In Brasilien findet ein gefährlicher evolutionärer Übergang statt: Zwei der zerstörerischsten landwirtschaftlichen Schädlinge der Welt, der Baumwollkapselwurm und der Maisohrwurm, kreuzen sich und teilen Gene für die Pestizidresistenz. Durch diesen genetischen Austausch entstehen Hybridstämme, die die Ernteerträge weltweit beeinträchtigen könnten, was sich insbesondere auf die wichtige brasilianische Sojabohnenindustrie auswirken könnte. Die Situation wirft ernsthafte Bedenken hinsichtlich der globalen Ernährungssicherheit auf, da Brasilien ein wichtiger Exporteur von Sojabohnen ist, die sowohl für den menschlichen als auch für den tierischen Verzehr verwendet werden.
Der Aufstieg des Hybridwiderstands
Seit Jahren setzen Landwirte zur Bekämpfung dieser „Megaschädlinge“ auf gentechnisch veränderte (Bt-)Pflanzen mit eingebauten Pestiziden. Allerdings untergräbt die Kreuzung zwischen Helicoverpa armigera (Baumwollkapselwurm) und Helicoverpa zea (Maiskolbenwurm) diese Strategie. Forscher haben herausgefunden, dass ein erheblicher Teil von H. armigera trägt nun Bt-Resistenzgene, die von H. zea, das vor Jahrzehnten zunächst auf nordamerikanischen Maisfeldern eine Resistenz entwickelte.
Die Geschwindigkeit dieser Übertragung ist alarmierend. Fast alle H. zea in Brasilien haben auch eine Pyrethroid-Insektizidresistenz von H. armigera. Dies bedeutet, dass es immer schwieriger wird, die Schädlinge mit herkömmlichen Methoden abzutöten, was die Landwirte zu einem kostspieligen Wettrüsten gegen die sich entwickelnden Resistenzen zwingt.

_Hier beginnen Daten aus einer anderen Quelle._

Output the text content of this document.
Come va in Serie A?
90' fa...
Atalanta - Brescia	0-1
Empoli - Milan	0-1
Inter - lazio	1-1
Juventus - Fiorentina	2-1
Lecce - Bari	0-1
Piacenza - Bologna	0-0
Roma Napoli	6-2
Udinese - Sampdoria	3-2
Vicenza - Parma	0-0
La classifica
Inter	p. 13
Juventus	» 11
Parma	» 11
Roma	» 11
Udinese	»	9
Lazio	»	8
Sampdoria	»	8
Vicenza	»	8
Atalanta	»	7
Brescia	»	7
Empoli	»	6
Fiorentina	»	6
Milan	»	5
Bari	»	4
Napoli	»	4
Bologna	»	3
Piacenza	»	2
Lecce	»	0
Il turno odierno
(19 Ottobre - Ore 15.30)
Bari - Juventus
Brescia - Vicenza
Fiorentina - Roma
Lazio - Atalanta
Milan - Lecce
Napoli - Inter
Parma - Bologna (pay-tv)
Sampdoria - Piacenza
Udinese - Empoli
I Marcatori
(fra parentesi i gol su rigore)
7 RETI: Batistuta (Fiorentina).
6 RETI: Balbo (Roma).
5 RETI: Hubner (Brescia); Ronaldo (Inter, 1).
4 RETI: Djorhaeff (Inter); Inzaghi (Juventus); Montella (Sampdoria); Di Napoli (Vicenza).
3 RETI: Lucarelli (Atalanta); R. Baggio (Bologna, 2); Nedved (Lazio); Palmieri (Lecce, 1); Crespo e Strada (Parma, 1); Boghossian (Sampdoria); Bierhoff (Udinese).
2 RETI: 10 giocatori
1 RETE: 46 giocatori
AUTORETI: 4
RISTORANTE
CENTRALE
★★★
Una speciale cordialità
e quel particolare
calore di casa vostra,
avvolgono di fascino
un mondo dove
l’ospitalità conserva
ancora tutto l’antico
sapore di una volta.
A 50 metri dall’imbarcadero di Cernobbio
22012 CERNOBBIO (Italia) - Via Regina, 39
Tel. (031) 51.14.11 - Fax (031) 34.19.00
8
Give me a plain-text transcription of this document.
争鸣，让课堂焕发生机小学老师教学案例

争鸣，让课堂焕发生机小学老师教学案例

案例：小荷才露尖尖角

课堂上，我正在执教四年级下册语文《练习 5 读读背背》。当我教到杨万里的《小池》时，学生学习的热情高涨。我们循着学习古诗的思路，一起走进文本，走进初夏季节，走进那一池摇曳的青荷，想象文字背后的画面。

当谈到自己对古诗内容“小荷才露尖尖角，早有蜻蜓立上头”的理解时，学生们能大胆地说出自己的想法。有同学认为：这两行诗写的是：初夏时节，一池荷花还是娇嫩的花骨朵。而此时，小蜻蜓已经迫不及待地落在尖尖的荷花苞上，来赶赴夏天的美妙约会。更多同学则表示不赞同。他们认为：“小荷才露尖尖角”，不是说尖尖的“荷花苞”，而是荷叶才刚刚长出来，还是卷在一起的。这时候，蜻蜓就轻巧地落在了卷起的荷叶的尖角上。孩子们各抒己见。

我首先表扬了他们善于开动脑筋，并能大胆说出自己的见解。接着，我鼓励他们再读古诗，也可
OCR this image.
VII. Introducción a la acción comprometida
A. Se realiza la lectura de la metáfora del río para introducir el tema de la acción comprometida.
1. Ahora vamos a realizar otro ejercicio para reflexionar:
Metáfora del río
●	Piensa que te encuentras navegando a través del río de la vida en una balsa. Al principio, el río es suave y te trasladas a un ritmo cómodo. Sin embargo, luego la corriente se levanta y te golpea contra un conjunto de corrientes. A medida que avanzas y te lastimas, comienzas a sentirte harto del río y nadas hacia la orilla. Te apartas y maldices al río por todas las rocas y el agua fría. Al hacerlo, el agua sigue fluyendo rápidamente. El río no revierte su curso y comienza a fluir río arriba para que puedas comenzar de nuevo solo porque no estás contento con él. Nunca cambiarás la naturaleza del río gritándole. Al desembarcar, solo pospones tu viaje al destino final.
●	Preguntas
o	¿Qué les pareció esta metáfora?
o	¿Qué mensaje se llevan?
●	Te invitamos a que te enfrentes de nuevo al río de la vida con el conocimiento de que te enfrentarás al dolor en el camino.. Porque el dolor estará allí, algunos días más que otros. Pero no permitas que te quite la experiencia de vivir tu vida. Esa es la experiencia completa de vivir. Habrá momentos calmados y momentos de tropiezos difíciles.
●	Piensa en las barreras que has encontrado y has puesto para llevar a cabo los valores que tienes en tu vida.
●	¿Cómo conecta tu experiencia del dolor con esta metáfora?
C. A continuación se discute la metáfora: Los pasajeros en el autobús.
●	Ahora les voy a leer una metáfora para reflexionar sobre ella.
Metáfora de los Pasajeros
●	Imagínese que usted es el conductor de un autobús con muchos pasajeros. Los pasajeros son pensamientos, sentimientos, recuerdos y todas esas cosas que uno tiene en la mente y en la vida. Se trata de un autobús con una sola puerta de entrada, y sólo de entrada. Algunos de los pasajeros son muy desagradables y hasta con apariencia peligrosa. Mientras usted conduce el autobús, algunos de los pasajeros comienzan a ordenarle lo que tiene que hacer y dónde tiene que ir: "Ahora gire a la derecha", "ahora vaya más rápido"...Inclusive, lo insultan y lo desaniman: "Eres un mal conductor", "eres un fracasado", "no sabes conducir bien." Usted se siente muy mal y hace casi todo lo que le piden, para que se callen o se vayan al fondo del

Warum Brasilien wichtig ist
Das Agrarsystem Brasiliens ist besonders anfällig, da über 90 % der Sojabohnenproduktion auf Bt basiert. Ein Ertragseinbruch aufgrund von Schädlingsresistenzen könnte zu einem Anstieg der Lebensmittelpreise, zur Entwaldung (da die Landwirte zum Ausgleich mehr Land roden) und zu erhöhten Treibhausgasemissionen führen. Die Situation ist nicht hypothetisch; die Ankunft von H. armigera verursachte bereits 2013 Schäden in Milliardenhöhe in der brasilianischen Landwirtschaft.
Die Grenzen aktueller Lösungen
Während Pflanzenunternehmen neue Bt-Pflanzen mit mehreren Resistenzproteinen entwickeln, ist dies ein langsamer und teurer Prozess. Die wirksamste Lösung – der Anbau von Nicht-Bt-Zufluchtspflanzen, um die Ausbreitung von Resistenzen zu verlangsamen – wird von Landwirten in vielen Regionen oft ignoriert. Das Problem ist nicht auf die Hybridisierung beschränkt; Schädlingsresistenz entwickelt sich auch innerhalb der Arten, wie in China zu sehen ist, wo H. armigera entwickelte unabhängig eine Bt-Resistenz.
Die Realität ist, dass die globale Konnektivität und der Klimawandel die Hindernisse für die Ausweitung des Artenspektrums senken und biologische Invasionen und Megaschädlinge zu einer immer weiter verbreiteten Bedrohung machen. Der schnelle genetische Austausch zwischen diesen Schädlingen unterstreicht die Notwendigkeit aggressiverer Resistenzmanagementstrategien, einschließlich der strikten Durchsetzung von Richtlinien für die Bepflanzung von Schutzgebieten.
Die sich ausbreitende Krise in Brasilien ist eine deutliche Warnung: Eine unkontrollierte Schädlingsentwicklung hat das Potenzial, die globalen Ernährungssysteme zu stören und die bestehenden Umweltbelastungen zu verschärfen.